Alertés fin janvier par un prétendu cas du nouveau coronavirus, les Ivoiriens ont fini par être touchés par cette pandémie mondiale après qu’un voyageur ait ramené cette maladie sur leur sol. Aujourd’hui, le nombre de cas augmente de jour en jour et tout porte à croire qu’il pourrait exploser dans les prochaines semaines. La seule riposte contre le Covid-19, qui touche désormais plus de 160 pays, avec près de 200 000 personnes contaminées et plus de 7 000 décédées, c’est le confinement. Avec 6 cas déclarés à date, la peur a gagné les cœurs et la panique est devenu le lot quotidien.

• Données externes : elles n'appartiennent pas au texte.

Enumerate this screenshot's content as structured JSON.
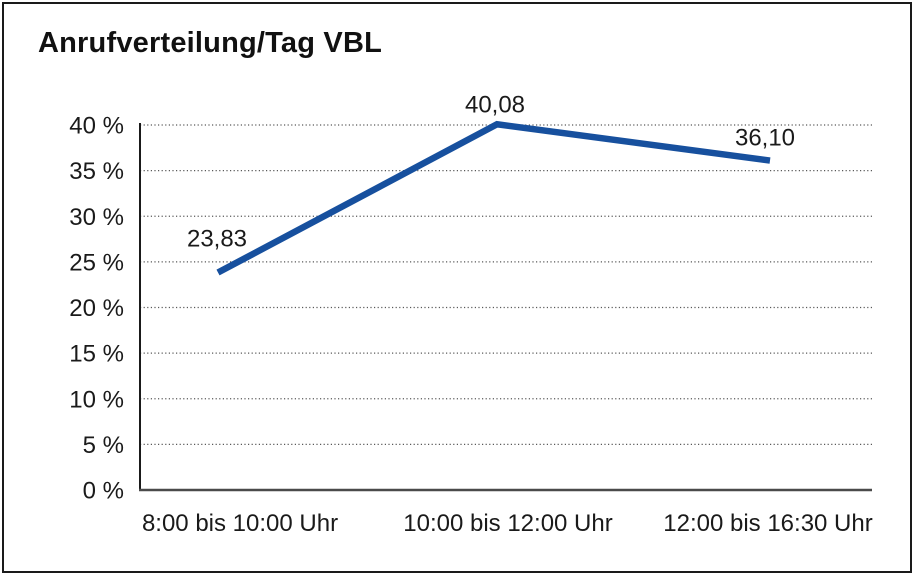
{
  "chart_data": {
    "type": "line",
    "title": "Anrufverteilung/Tag VBL",
    "categories": [
      "8:00 bis 10:00 Uhr",
      "10:00 bis 12:00 Uhr",
      "12:00 bis 16:30 Uhr"
    ],
    "values": [
      23.83,
      40.08,
      36.1
    ],
    "data_labels": [
      "23,83",
      "40,08",
      "36,10"
    ],
    "xlabel": "",
    "ylabel": "",
    "ylim": [
      0,
      40
    ],
    "ytick_values": [
      0,
      5,
      10,
      15,
      20,
      25,
      30,
      35,
      40
    ],
    "ytick_labels": [
      "0 %",
      "5 %",
      "10 %",
      "15 %",
      "20 %",
      "25 %",
      "30 %",
      "35 %",
      "40 %"
    ],
    "grid": "horizontal-dotted",
    "legend": "none",
    "line_color": "#17509e",
    "axis_color": "#1a1a1a",
    "gridline_color": "#595959",
    "text_color": "#1a1a1a",
    "background_color": "#ffffff"
  }
}
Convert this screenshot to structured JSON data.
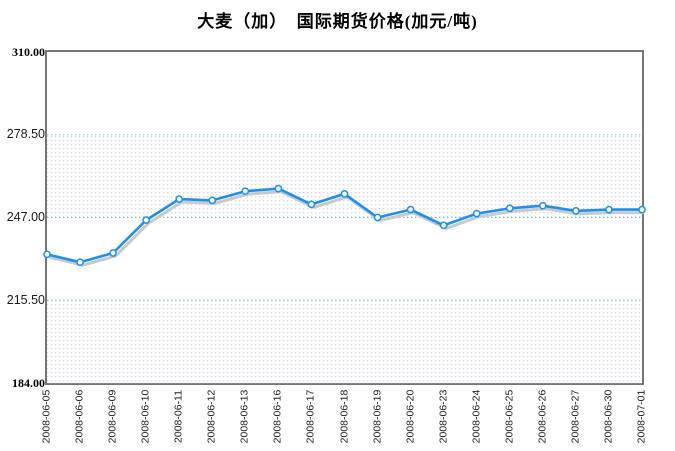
{
  "title": "大麦（加）　国际期货价格(加元/吨)",
  "chart_data": {
    "type": "line",
    "title": "大麦（加）　国际期货价格(加元/吨)",
    "xlabel": "",
    "ylabel": "加元/吨",
    "x": [
      "2008-06-05",
      "2008-06-06",
      "2008-06-09",
      "2008-06-10",
      "2008-06-11",
      "2008-06-12",
      "2008-06-13",
      "2008-06-16",
      "2008-06-17",
      "2008-06-18",
      "2008-06-19",
      "2008-06-20",
      "2008-06-23",
      "2008-06-24",
      "2008-06-25",
      "2008-06-26",
      "2008-06-27",
      "2008-06-30",
      "2008-07-01"
    ],
    "series": [
      {
        "name": "国际期货价格(加元/吨)",
        "values": [
          233,
          230,
          233.5,
          246,
          254,
          253.5,
          257,
          258,
          252,
          256,
          247,
          250,
          244,
          248.5,
          250.5,
          251.5,
          249.5,
          250,
          250
        ]
      }
    ],
    "ylim": [
      184,
      310
    ],
    "yticks": [
      {
        "label": "310.00",
        "value": 310,
        "bold": true
      },
      {
        "label": "278.50",
        "value": 278.5,
        "bold": false
      },
      {
        "label": "247.00",
        "value": 247,
        "bold": false
      },
      {
        "label": "215.50",
        "value": 215.5,
        "bold": false
      },
      {
        "label": "184.00",
        "value": 184,
        "bold": true
      }
    ],
    "gridlines": [
      278.5,
      247,
      215.5
    ],
    "bands": [
      [
        278.5,
        247
      ],
      [
        215.5,
        184
      ]
    ],
    "legend": "none",
    "grid": "horizontal-dotted",
    "marker": "circle-open",
    "style": {
      "line_color": "#1e8fee",
      "shadow_color": "#c9c9c9",
      "marker_fill": "#ffffff",
      "grid_color": "#5fcfcf",
      "band_dot_pink": "#f2c6d6",
      "band_dot_blue": "#c6daf2",
      "border_color": "#757575",
      "text_color": "#000000"
    }
  }
}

Hypermarché Sococé, Deux-Plateaux. Les véhicules avancent pare-choc contre pare-choc. Dans les deux sens du Boulevard Latrille, les files de voitures sont bloquées par les gens venus faire leurs achats. Ceux qui sortent et ceux qui entrent dans l’hypermarché se livrent à un concert de klaxons angoissant. Dans les rayons, les marchandises sont assaillies par des clients en panique. Des denrées de grande consommation aux produits de nettoyage, tout y passe. Ali Bamba est venu acheter du gel désinfectant, mais l’hypermarché est en rupture de stock. « Cela fait cinq supermarchés que je sillonne sans résultat. Certaines personnes sont venues dévaliser les rayons pour elles seules. Il n’y a plus nulle part où trouver du gel », se plaint-il. Autre produit en manque : les masques de protection. Et, lorsqu’enfin vous parvenez à trouver ces deux articles dans un coin de rue, il faut se préparer à dégarnir le portefeuille. De 1 000 francs CFA, le flacon est passé à 2 000, voire 3 000 francs. « Mais, même là, difficile d’en trouver. Les savons aussi sont en train de quitter les grandes surfaces », ajoute Albertine Konan, employée de bureau à Cocody, qui est à la recherche d’un masque de protection contre le nouveau coronavirus. « Ça, ce n’est qu’un début. Imaginez ce qui va se passer dans les semaines à venir », craint la dame. Alertées, les associations de consommateurs sont montées au créneau. « Nous sommes sur le terrain pour trois jours. Il s’agit de vérifier ce qui nous revient. S’il est vrai que les gens font de la surenchère, nous allons le dénoncer au gouvernement. C’est à l’État de veiller à ce que les prix restent uniformes et inchangés dans cette situation. Nous ne comprenons pas que des gens viennent vider les supermarchés alors que la situation ne l’exige pas. Vous allez stocker toutes ces marchandises à la maison pour quelle raison ? Cela peut créer une pénurie et pousser à une flambée des prix », proteste Ben N’Faly Soumahoro, Président de la Fédération ivoirienne des consommateurs le Réveil (FICR).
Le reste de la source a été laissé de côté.